In Francia, ad esempio, il primo ministro Édouard Philippe ha di recente dichiarato di preferire che i jihadisti francesi siano rimpatriati anziché rischiare che si sottraggano alla giustizia. Dovrebbero essere “processati, condannati e puniti in Francia piuttosto che volatilizzarsi per pianificare altre azioni, anche contro il nostro paese”, egli ha affermato in un’intervista del 30 gennaio scorso a France Inter. I suoi commenti hanno scatenato una reazione immediata. Valérie Boyer del partito di centro-destra Les Républicains ha detto al parlamento che il governo deve “impedire il ritorno dei jihadisti che hanno tradito la Francia e hanno combattuto contro la nostra civiltà”.

L’eurodeputato Nicolas Bay, che è anche membro del Comitato esecutivo di Rassemblement National (RN), il partito di Marine Le Pen, ha aggiunto:

“Con il loro impegno a fianco di gruppi che hanno dichiarato guerra al nostro paese, avendo compiuto ignobili attacchi sul nostro territorio, questi jihadisti [francesi] hanno deliberatamente scelto di rompere con la Francia e nulla giustifica che venga loro accordata alcuna protezione.

“Piuttosto che preparare il loro ritorno, il governo dovrebbe fare tutto il possibile per impedire loro di tornare in territorio francese! Devono essere giudicati dalle autorità competenti irachene e siriane”.

Il primo ministro Philippe ha fatto successivamente dietrofront. In un’intervista del 6 marzo a BFM TV, egli ha dichiarato:

“Non vogliamo riportare indietro nessuno. La dottrina francese è sempre stata che i combattenti francesi che vanno nelle zone di combattimento combattono contro di noi. Quando sono detenuti devono essere giudicati e, se necessario, puniti in loco [in Iraq o in Siria]”.

Il Wall Street Journal, (WSJ) in un recente editoriale, “The West’s Foreign Fighter Problem”, ha osservato che i governi europei si trovano in una posizione davvero difficile: rimpatriare e processare i loro jihadisti o rischiare che questi ultimi spariscano senza lasciare traccia e compiano nuovi attacchi in Europa. Il WSJ ha scritto:

“A febbraio il presidente Trump ha twittato che gli Stati Uniti ‘chiedono a Gran Bretagna, Francia, Germania e ad altri alleati europei di riprendere’ i loro combattenti dell’Isis e di processarli in patria. Indonesia, Marocco, Russia e Sudan hanno iniziato a farlo mesi fa, ma i governi europei occidentali si oppongono.

“Piegandosi alle pressioni politiche interne, politici europei come il ministro dell’Interno del Regno Unito Sajid Javid si sono impegnati a respingere i membri dell’Isis e perfino a privarli della cittadinanza. Funzionari francesi e tedeschi esprimono pubblicamente scetticismo in merito all’idea di accogliere i terroristi imprigionati. I paesi che hanno criticato gli Stati Uniti per Guantanamo Bay ora chiudono un occhio sulla detenzione dei loro cittadini altrove. …

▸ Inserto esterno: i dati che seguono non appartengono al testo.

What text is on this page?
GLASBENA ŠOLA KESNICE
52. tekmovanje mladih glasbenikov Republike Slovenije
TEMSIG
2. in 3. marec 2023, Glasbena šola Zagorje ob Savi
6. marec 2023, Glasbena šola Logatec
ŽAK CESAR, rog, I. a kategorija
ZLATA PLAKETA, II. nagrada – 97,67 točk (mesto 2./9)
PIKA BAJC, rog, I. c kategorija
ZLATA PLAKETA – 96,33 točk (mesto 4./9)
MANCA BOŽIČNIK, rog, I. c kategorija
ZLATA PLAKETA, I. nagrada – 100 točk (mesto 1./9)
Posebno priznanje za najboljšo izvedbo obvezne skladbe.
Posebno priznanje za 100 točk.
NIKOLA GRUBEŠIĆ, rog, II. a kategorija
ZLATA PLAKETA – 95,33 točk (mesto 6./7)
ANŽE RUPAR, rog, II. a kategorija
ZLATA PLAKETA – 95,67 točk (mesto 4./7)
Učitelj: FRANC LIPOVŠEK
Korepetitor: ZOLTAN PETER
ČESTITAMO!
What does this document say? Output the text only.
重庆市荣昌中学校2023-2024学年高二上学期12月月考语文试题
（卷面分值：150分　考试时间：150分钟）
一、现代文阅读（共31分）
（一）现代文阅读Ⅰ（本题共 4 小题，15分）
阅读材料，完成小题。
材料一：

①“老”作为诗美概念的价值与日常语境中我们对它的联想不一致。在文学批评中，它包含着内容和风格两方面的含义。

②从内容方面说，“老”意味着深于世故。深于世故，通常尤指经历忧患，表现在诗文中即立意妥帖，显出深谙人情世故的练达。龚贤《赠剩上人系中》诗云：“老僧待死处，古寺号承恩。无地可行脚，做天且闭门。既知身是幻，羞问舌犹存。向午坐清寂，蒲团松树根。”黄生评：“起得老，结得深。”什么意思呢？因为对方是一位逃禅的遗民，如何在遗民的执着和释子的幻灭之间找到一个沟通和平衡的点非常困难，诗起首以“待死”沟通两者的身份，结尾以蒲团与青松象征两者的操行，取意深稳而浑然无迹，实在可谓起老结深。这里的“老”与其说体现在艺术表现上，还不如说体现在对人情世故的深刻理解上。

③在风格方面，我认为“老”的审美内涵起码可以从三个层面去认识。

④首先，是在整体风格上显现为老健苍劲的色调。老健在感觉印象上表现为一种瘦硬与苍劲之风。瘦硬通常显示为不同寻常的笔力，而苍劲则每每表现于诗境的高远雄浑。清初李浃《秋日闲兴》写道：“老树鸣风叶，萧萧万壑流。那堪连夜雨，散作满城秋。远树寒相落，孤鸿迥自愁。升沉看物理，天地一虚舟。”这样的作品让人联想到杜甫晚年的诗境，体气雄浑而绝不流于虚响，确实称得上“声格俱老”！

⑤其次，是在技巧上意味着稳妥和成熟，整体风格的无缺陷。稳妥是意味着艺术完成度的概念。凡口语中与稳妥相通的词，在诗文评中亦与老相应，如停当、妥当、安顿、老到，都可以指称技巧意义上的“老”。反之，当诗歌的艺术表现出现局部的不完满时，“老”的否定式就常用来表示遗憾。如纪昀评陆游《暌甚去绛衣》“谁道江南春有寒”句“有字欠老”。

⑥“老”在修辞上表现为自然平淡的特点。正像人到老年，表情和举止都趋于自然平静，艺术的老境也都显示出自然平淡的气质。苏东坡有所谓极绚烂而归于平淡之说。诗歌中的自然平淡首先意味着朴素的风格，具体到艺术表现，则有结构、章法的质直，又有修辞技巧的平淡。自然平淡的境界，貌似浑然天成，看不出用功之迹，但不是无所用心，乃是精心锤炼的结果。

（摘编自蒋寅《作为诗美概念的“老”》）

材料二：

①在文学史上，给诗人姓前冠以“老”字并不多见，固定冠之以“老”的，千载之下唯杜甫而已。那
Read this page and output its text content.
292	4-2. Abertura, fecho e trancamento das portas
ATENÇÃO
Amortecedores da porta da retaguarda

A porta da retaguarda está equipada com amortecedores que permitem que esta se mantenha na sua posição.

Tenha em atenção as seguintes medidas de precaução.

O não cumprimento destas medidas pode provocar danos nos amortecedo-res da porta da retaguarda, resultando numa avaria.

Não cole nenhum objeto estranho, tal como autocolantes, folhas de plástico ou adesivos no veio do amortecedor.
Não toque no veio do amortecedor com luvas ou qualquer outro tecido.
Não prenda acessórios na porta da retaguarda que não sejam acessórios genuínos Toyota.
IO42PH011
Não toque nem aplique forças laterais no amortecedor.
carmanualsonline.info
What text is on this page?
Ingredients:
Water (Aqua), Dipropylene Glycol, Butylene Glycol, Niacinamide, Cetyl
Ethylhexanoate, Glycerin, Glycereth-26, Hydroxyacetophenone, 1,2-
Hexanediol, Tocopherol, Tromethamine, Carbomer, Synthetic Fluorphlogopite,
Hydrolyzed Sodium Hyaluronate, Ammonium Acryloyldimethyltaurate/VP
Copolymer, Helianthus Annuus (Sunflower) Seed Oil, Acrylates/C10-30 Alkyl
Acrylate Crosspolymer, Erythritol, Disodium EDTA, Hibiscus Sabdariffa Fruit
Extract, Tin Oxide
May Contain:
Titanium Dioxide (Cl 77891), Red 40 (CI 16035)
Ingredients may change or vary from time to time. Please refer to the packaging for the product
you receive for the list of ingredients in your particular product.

“Le Forze democratiche siriane trattano i detenuti con umanità, ma non possono tenerli lì per sempre. Il gruppo alla fine non avrà altra scelta che lasciare andare i prigionieri – il che fa sì che una gestibile minaccia per la sicurezza diventi un rischio ben peggiore. Questi agguerriti combattenti sono particolarmente pericolosi e vista la loro conoscenza pratica e il rispetto che incutono potrebbero comandare tra gli aspiranti jihadisti.

“Molti combattenti che vengono rilasciati entrerebbero celatamente in Iraq confondendosi tra i sunniti e preparandosi per un risveglio dell’Isis. Altri potrebbero sfruttare i vuoti di sicurezza in Libia o in Somalia o rimettere in moto i conflitti in altre regioni instabili. Forse il rischio maggiore è quello che qualcuno di loro tornerà in Occidente di nascosto, tra i migranti. I paesi che esistano a riprendersi i propri cittadini ora dovrebbero rendersi conto che potrebbero ritornare a casa comunque – clandestinamente”.

Soeren Kern è senior fellow al Gatestone Institute di New York.